Lonmin eyes Messina minorities (September 26, 2005)

London-based platinum producer Lonmin (LMI-L) says it will offer 33 rand per share (US$5.15) for the 8.5% stake it does not already own in fellow platinum miner Messina.

Earlier this summer, Lonmin acquired Southern Platinum for $190 million (US$162 million), giving it a 91.5% interest in the Messina platinum group metal (PGM) mine on the Northern portion of the eastern limb of the Bushveld complex, located in South Africa’s Limpopo province. Lonmin has since renamed the mine Lonmin Platinum Limpopo.

The latest offer represents a premium of 84% over the closing price of Messina’s shares on the Johannesburg Stock Exchange on March 18, the last trading day before Lonmin launched its bid for Southern Platinum. It represents a 20% discount to the shares’ closing price on Sept. 14.

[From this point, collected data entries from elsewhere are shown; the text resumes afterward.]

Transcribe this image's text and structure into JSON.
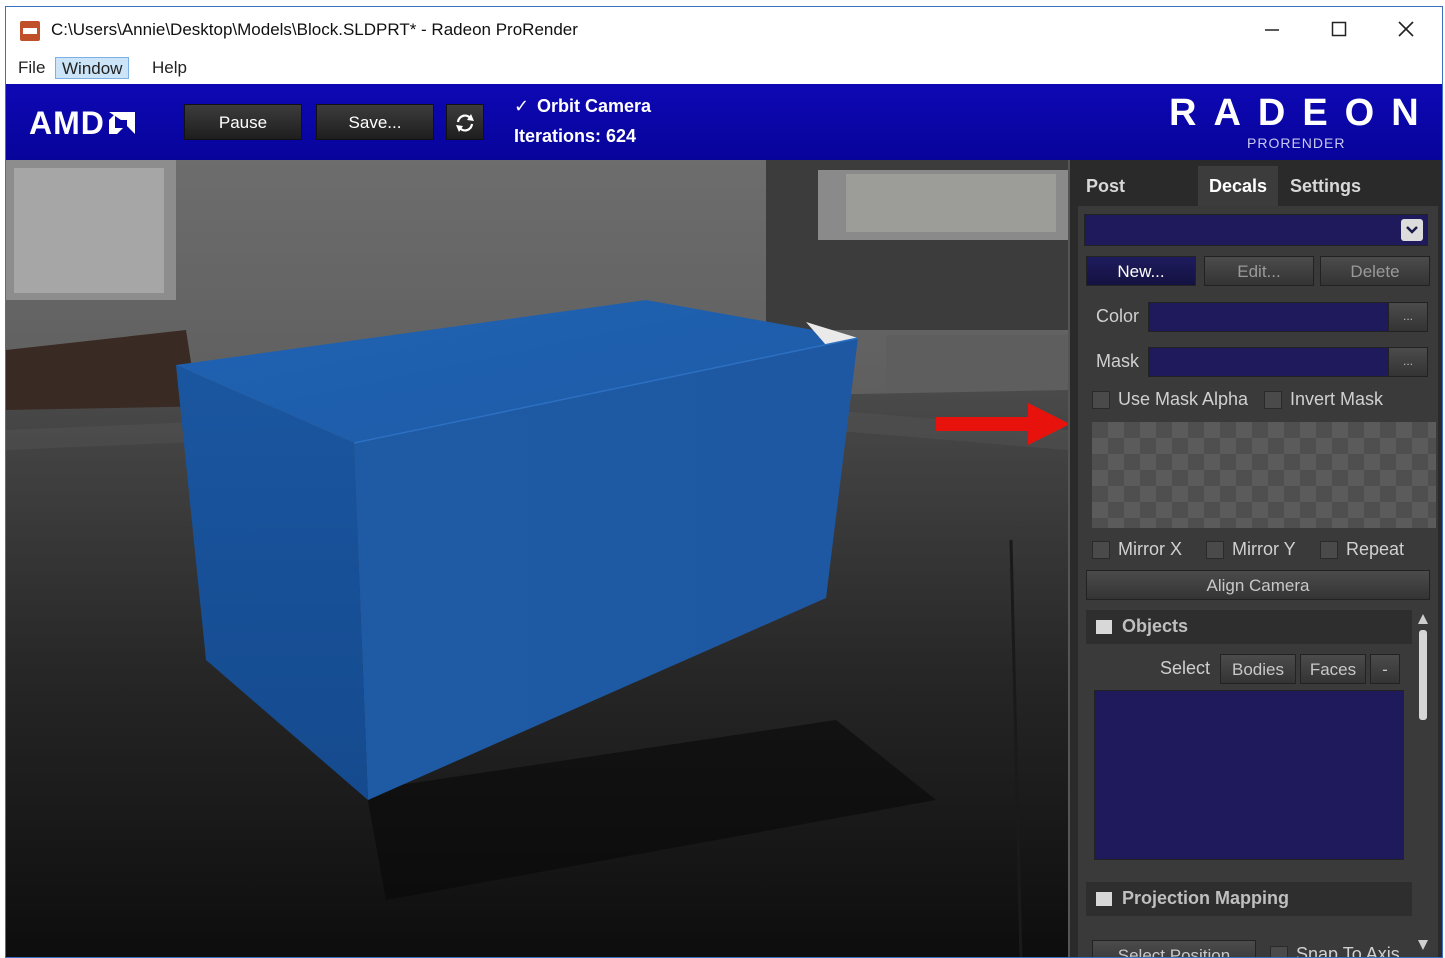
{
  "window": {
    "title": "C:\\Users\\Annie\\Desktop\\Models\\Block.SLDPRT* - Radeon ProRender"
  },
  "menu": {
    "items": [
      {
        "label": "File"
      },
      {
        "label": "Window"
      },
      {
        "label": "Help"
      }
    ]
  },
  "toolbar": {
    "brand": "AMD",
    "pause_label": "Pause",
    "save_label": "Save...",
    "orbit_label": "Orbit Camera",
    "orbit_checked": true,
    "iterations_label": "Iterations: 624",
    "radeon_wordmark": "RADEON",
    "radeon_sub": "PRORENDER"
  },
  "panel": {
    "tabs": [
      {
        "label": "Post Effects"
      },
      {
        "label": "Decals",
        "active": true
      },
      {
        "label": "Settings"
      }
    ],
    "decals": {
      "new_label": "New...",
      "edit_label": "Edit...",
      "delete_label": "Delete",
      "color_label": "Color",
      "mask_label": "Mask",
      "browse_label": "...",
      "use_mask_alpha": "Use Mask Alpha",
      "invert_mask": "Invert Mask",
      "mirror_x": "Mirror X",
      "mirror_y": "Mirror Y",
      "repeat": "Repeat",
      "align_camera": "Align Camera"
    },
    "objects": {
      "title": "Objects",
      "select_label": "Select",
      "bodies_label": "Bodies",
      "faces_label": "Faces",
      "minus_label": "-"
    },
    "projection": {
      "title": "Projection Mapping",
      "select_position": "Select Position",
      "snap_to_axis": "Snap To Axis"
    }
  },
  "colors": {
    "toolbar_blue": "#0b07a8",
    "field_navy": "#1e1a5c",
    "box_blue": "#1d5aa8",
    "arrow_red": "#e8120c"
  }
}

In all, the offer, which is subject to regulatory approval, tallies to 56.3 million rand (US$8.8 million).

Lonmin Platinum Limpopo (Messina) currently produces around 45,000 oz. of platinum per year from a strike length of just 4 km. Lonmin plans to boost production to 75,000 oz. annually by 2007.

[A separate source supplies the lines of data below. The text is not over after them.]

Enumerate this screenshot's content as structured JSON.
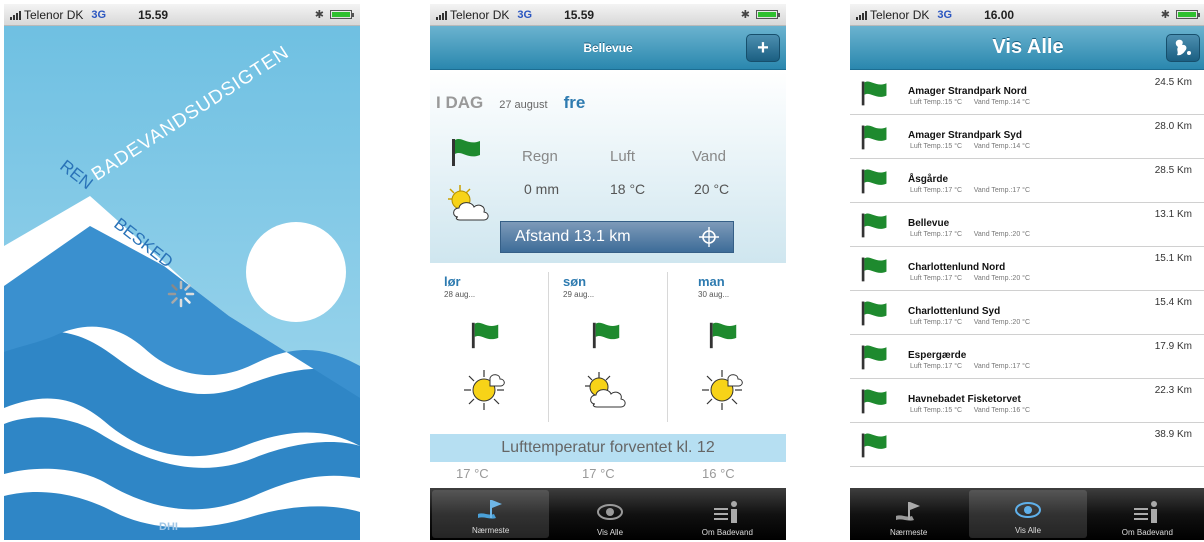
{
  "status": {
    "carrier": "Telenor DK",
    "network": "3G",
    "times": [
      "15.59",
      "15.59",
      "16.00"
    ]
  },
  "splash": {
    "title": "BADEVANDSUDSIGTEN",
    "tagline_a": "REN",
    "tagline_b": "BESKED",
    "brand": "DHI"
  },
  "detail": {
    "nav_title": "Bellevue",
    "add_button": "+",
    "today_label": "I DAG",
    "today_date": "27 august",
    "today_day": "fre",
    "col_labels": [
      "Regn",
      "Luft",
      "Vand"
    ],
    "col_values": [
      "0 mm",
      "18 °C",
      "20 °C"
    ],
    "distance": "Afstand 13.1 km",
    "forecast": [
      {
        "day": "lør",
        "date": "28 aug..."
      },
      {
        "day": "søn",
        "date": "29 aug..."
      },
      {
        "day": "man",
        "date": "30 aug..."
      }
    ],
    "temp_header": "Lufttemperatur forventet kl. 12",
    "temps": [
      "17 °C",
      "17 °C",
      "16 °C"
    ]
  },
  "list": {
    "nav_title": "Vis Alle",
    "items": [
      {
        "name": "Amager Strandpark Nord",
        "air": "Luft Temp.:15 °C",
        "water": "Vand Temp.:14 °C",
        "dist": "24.5 Km"
      },
      {
        "name": "Amager Strandpark Syd",
        "air": "Luft Temp.:15 °C",
        "water": "Vand Temp.:14 °C",
        "dist": "28.0 Km"
      },
      {
        "name": "Åsgårde",
        "air": "Luft Temp.:17 °C",
        "water": "Vand Temp.:17 °C",
        "dist": "28.5 Km"
      },
      {
        "name": "Bellevue",
        "air": "Luft Temp.:17 °C",
        "water": "Vand Temp.:20 °C",
        "dist": "13.1 Km"
      },
      {
        "name": "Charlottenlund Nord",
        "air": "Luft Temp.:17 °C",
        "water": "Vand Temp.:20 °C",
        "dist": "15.1 Km"
      },
      {
        "name": "Charlottenlund Syd",
        "air": "Luft Temp.:17 °C",
        "water": "Vand Temp.:20 °C",
        "dist": "15.4 Km"
      },
      {
        "name": "Espergærde",
        "air": "Luft Temp.:17 °C",
        "water": "Vand Temp.:17 °C",
        "dist": "17.9 Km"
      },
      {
        "name": "Havnebadet Fisketorvet",
        "air": "Luft Temp.:15 °C",
        "water": "Vand Temp.:16 °C",
        "dist": "22.3 Km"
      },
      {
        "name": "",
        "air": "",
        "water": "",
        "dist": "38.9 Km"
      }
    ]
  },
  "tabs": [
    "Nærmeste",
    "Vis Alle",
    "Om Badevand"
  ],
  "colors": {
    "accent": "#2a87ae",
    "flag": "#1e8a2e",
    "splash_blue": "#2a73b8"
  }
}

The company intends to spend US$75 million over three years introducing conventional long-hole mining above the mine’s 350-metre level, while mechanized long-hole mining will be the order of the day below the 350-metre level. Most of the capital will go toward shaft deepening, underground development and mechanized mining equipment.

Looking further ahead, Lonmin will examine the viability of additional production from the remainder of the Greater Messina resource base.

Messina has appointed an independent sub-committee of the board to consider Lonmin’s offer.